La sua crescita sportiva fu quasi immediata: nel 1971 ottenne un significativo quarto posto agli Assoluti con 14,94, migliorando di una po

sizione il piazzamento dei campionati tricolori juniores dove aveva saltato 14,67. Quel risultato gli valse la maglia azzurra in un incontro, al limite dei 20 anni, tra Francia e Italia disputato a Dole dove fu quarto con 14,53. Ciliegina finale dell’anno un 14,98 che lo pose al settimo posto nelle graduatorie stagionali assolute e al 27° di quelle italiane all-time.

Muscolarmente abbastanza fragile (64 chili distribuiti su 179 centimetri), nella stagione successiva dopo un 14,91 indoor a Genova, superò due volte i 15 metri nella stagione estiva: una prima volta il 6 agosto a Pisa (15,11, che rappresenta il suo top), quindi a fine ottobre a Terni (15,05). In mezzo le due maglie assolute, la prima a Lugano il 26 agosto (Svizzera-Italia, quarto con 14,60) e la seconda a Palermo il 29 settembre (Italia-Bulgaria, terzo con 14,70).
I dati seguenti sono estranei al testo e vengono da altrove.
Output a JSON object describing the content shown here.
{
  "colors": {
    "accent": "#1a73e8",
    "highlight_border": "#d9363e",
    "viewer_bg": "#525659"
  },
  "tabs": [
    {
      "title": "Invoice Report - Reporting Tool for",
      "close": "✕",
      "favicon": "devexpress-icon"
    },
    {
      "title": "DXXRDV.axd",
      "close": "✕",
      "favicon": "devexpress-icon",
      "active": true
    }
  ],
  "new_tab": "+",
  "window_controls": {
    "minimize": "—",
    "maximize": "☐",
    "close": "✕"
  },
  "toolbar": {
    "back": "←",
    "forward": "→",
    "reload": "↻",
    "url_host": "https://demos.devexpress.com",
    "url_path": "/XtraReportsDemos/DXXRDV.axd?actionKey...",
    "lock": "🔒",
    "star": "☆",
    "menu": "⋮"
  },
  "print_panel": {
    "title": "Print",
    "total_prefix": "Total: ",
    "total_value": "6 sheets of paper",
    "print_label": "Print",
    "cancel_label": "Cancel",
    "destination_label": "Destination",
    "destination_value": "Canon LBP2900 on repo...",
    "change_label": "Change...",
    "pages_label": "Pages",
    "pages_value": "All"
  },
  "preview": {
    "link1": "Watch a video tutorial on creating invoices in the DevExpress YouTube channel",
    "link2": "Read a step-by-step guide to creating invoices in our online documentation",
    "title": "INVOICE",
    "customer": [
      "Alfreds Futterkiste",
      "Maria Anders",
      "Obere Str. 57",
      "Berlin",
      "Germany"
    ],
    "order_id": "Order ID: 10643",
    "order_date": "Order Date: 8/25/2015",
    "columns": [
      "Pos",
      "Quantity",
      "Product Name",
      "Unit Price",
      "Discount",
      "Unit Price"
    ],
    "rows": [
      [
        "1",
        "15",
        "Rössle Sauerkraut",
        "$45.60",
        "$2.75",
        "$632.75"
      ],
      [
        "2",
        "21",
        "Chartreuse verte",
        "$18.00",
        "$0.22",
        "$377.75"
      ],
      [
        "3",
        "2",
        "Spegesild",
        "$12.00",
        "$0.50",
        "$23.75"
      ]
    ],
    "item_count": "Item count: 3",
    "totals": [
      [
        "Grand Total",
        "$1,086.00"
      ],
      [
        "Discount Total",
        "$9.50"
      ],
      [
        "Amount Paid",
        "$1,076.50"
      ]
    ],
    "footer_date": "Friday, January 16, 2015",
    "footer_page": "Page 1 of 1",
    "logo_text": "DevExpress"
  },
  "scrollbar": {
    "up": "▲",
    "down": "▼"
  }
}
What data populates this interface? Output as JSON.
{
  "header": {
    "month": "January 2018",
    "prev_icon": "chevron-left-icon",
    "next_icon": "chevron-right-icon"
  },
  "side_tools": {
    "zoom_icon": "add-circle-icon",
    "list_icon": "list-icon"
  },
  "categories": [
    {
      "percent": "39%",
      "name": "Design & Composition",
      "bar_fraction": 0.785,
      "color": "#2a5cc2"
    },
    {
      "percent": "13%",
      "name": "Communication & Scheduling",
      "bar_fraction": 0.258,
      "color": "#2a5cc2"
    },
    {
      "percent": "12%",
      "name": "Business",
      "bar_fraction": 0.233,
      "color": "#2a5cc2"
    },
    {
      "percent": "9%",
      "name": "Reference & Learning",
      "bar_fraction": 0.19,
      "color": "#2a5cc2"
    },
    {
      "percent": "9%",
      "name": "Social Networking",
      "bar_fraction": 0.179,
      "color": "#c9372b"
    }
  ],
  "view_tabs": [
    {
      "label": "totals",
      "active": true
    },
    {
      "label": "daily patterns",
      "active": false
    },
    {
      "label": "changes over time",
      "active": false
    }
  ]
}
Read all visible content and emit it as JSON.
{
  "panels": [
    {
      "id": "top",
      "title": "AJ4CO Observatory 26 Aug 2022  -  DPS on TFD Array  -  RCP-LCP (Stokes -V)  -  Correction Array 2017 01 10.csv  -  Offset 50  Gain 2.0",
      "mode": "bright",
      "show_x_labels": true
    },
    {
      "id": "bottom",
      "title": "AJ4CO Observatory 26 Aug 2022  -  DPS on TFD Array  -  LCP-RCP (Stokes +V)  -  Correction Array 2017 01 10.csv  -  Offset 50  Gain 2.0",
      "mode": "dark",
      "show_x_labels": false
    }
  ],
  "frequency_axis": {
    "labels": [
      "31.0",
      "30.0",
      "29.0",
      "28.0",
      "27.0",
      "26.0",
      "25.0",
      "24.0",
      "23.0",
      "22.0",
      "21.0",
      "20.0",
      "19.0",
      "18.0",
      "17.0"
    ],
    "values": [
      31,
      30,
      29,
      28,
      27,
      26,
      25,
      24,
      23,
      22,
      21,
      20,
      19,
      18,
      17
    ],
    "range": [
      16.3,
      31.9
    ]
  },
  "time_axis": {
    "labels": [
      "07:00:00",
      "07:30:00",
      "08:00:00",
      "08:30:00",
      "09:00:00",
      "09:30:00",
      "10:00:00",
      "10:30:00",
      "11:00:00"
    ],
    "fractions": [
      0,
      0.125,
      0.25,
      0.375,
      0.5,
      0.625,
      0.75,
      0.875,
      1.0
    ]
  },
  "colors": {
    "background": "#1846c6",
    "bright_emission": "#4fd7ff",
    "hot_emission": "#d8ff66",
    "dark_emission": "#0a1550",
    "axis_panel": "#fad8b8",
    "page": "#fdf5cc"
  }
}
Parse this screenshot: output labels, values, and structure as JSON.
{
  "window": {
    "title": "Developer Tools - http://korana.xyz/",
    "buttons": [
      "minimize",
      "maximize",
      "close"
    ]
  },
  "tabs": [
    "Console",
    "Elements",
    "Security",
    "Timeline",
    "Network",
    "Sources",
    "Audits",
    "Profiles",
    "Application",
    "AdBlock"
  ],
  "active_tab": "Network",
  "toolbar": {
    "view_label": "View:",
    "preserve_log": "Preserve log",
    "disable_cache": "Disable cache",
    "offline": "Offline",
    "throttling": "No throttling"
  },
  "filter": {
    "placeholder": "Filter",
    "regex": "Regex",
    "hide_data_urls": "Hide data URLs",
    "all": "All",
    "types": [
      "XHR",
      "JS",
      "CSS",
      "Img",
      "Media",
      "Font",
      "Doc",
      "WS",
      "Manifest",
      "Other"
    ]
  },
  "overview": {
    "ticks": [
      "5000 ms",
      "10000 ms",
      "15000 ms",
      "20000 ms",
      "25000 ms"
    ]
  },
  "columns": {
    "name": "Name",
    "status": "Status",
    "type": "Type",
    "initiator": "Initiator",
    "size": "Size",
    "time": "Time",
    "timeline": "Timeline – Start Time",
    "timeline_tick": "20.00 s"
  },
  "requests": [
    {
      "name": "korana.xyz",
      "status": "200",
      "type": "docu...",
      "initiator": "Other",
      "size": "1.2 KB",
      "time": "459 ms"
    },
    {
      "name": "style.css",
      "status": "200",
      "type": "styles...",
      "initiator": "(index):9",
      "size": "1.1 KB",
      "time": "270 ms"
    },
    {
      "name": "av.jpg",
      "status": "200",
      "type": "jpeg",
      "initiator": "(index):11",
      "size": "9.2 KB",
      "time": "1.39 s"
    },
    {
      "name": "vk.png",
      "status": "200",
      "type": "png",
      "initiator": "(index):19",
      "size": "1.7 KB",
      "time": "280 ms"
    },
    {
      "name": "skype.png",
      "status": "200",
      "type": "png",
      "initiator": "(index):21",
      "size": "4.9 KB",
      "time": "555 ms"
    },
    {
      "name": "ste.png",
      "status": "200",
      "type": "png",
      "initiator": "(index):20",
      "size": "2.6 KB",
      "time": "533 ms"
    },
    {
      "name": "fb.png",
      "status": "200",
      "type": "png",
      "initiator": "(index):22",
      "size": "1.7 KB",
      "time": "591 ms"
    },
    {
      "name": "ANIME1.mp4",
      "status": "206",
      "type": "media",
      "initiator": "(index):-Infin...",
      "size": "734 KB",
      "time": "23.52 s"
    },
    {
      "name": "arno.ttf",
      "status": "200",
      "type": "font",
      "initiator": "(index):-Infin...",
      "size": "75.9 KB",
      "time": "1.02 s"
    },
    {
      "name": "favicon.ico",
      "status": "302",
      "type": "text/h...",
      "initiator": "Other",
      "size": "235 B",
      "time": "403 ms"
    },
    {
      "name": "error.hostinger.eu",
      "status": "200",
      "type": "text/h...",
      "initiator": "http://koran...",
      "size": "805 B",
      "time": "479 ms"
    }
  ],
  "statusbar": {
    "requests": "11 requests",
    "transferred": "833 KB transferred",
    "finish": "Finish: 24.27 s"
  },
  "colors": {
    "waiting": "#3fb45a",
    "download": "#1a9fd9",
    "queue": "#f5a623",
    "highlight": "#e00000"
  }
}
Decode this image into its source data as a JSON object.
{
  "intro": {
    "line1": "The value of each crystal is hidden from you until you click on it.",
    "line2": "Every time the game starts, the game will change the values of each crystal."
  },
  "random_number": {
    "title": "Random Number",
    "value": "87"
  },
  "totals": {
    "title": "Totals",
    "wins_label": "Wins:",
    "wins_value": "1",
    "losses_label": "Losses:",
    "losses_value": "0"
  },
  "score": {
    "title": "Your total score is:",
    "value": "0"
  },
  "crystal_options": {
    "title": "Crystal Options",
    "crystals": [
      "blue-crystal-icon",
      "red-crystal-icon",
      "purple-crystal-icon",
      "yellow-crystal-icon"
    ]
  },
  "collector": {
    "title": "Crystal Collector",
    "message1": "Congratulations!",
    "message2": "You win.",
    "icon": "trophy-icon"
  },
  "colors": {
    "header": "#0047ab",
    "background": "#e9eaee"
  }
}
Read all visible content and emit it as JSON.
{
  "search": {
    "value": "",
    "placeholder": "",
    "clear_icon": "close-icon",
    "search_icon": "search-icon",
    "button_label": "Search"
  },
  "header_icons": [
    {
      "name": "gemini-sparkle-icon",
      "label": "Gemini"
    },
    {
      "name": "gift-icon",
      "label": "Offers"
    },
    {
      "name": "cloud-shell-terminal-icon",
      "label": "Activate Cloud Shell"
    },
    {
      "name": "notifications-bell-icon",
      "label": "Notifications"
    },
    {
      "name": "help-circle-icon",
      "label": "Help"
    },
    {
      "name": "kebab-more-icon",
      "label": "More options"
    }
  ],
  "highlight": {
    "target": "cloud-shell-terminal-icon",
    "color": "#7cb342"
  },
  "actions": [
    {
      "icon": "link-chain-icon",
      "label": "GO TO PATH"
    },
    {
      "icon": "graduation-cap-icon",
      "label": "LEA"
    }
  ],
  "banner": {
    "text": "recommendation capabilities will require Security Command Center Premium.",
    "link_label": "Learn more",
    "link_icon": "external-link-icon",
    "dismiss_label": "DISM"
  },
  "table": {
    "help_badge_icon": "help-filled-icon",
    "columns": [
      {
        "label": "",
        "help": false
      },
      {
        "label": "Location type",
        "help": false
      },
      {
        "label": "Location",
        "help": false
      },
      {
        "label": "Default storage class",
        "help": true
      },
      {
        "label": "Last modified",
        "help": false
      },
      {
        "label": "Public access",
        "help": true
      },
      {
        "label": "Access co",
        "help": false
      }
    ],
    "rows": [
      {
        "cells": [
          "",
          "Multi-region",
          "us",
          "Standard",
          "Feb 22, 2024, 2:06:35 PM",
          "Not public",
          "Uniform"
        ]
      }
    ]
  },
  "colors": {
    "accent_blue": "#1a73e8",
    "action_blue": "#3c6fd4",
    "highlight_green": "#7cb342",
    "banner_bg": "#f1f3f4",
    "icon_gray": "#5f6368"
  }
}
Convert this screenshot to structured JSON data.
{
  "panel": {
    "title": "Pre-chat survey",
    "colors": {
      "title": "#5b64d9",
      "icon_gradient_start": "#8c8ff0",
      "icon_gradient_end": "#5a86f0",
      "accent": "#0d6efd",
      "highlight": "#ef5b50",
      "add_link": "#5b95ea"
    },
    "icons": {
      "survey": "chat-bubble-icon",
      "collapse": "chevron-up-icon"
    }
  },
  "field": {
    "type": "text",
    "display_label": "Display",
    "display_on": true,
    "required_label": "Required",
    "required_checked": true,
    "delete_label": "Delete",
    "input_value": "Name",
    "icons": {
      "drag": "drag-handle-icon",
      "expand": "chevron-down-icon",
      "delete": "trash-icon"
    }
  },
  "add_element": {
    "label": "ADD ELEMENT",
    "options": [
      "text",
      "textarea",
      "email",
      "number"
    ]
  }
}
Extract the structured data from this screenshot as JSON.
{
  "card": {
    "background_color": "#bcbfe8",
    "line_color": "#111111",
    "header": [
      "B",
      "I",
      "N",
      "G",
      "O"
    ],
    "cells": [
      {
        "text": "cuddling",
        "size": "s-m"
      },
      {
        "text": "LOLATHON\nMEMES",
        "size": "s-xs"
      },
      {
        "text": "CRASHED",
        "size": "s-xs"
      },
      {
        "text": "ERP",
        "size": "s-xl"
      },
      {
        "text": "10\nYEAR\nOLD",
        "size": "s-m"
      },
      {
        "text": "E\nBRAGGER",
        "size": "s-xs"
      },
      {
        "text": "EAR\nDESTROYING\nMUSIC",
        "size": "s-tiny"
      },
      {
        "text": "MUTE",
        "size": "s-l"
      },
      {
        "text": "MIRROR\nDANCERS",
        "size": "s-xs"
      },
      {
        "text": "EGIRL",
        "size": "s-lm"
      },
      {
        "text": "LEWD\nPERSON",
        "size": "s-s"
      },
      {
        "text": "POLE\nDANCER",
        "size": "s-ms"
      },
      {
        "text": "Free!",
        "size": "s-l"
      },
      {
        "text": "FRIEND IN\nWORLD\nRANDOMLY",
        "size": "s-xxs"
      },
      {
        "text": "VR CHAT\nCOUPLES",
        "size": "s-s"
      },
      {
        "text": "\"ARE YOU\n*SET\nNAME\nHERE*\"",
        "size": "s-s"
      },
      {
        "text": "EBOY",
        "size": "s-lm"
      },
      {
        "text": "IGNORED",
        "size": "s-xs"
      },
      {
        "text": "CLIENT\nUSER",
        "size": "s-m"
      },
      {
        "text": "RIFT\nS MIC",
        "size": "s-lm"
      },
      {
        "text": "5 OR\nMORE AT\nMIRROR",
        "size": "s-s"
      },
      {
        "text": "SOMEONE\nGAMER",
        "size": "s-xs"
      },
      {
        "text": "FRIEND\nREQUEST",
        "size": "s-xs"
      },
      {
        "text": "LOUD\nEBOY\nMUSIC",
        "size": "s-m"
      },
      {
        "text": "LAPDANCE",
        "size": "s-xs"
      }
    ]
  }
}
Dalle scene atletiche, principalmente perché sempre più rapito dalla passiona maturata dapprima per la fotografia quindi per la cinematografia, praticamente scomparve nei primi mesi del 1983 dopo un pur promettente 14,86 indoor.

Come uomo di cinema fu assai prolifico, realizzando quasi un centinaio di film, dai quali emerge la sua costante attenzione e l’impegno per rappresentare la realtà sociale a tutto tondo. E per meglio testimoniarlo ci affidiamo a quanto scritto da Ilenia Scollo sul sito on line dell’Ateneo Niccolò Cusano di Roma, che lo descrive come “figura poliedrica e dai molti interessi, che sapeva scrivere, dirigere, montare, produrre, fotografare e persino creare scenografie”. “Applaudito – prosegue Scollo – in numerosi festival internazionali e pure alla Mostra del Cinema a Venezia, Segre è stato docente di Cinema presso il celebre Centro Sperimentale di Cinematografia di Roma e anche direttore didattico del corso reportage della sede Abruzzo del Centro Sperimentale di Cinematografia – Scuola Nazionale del Cinema”.

Daniele Segre ricevette numerosi riconoscimenti, non soltanto in Italia, e nel 2012 in una cerimonia al Quirinale gli venne consegnata la medaglia del Presidente della Repubblica da Giorgio Napolitano.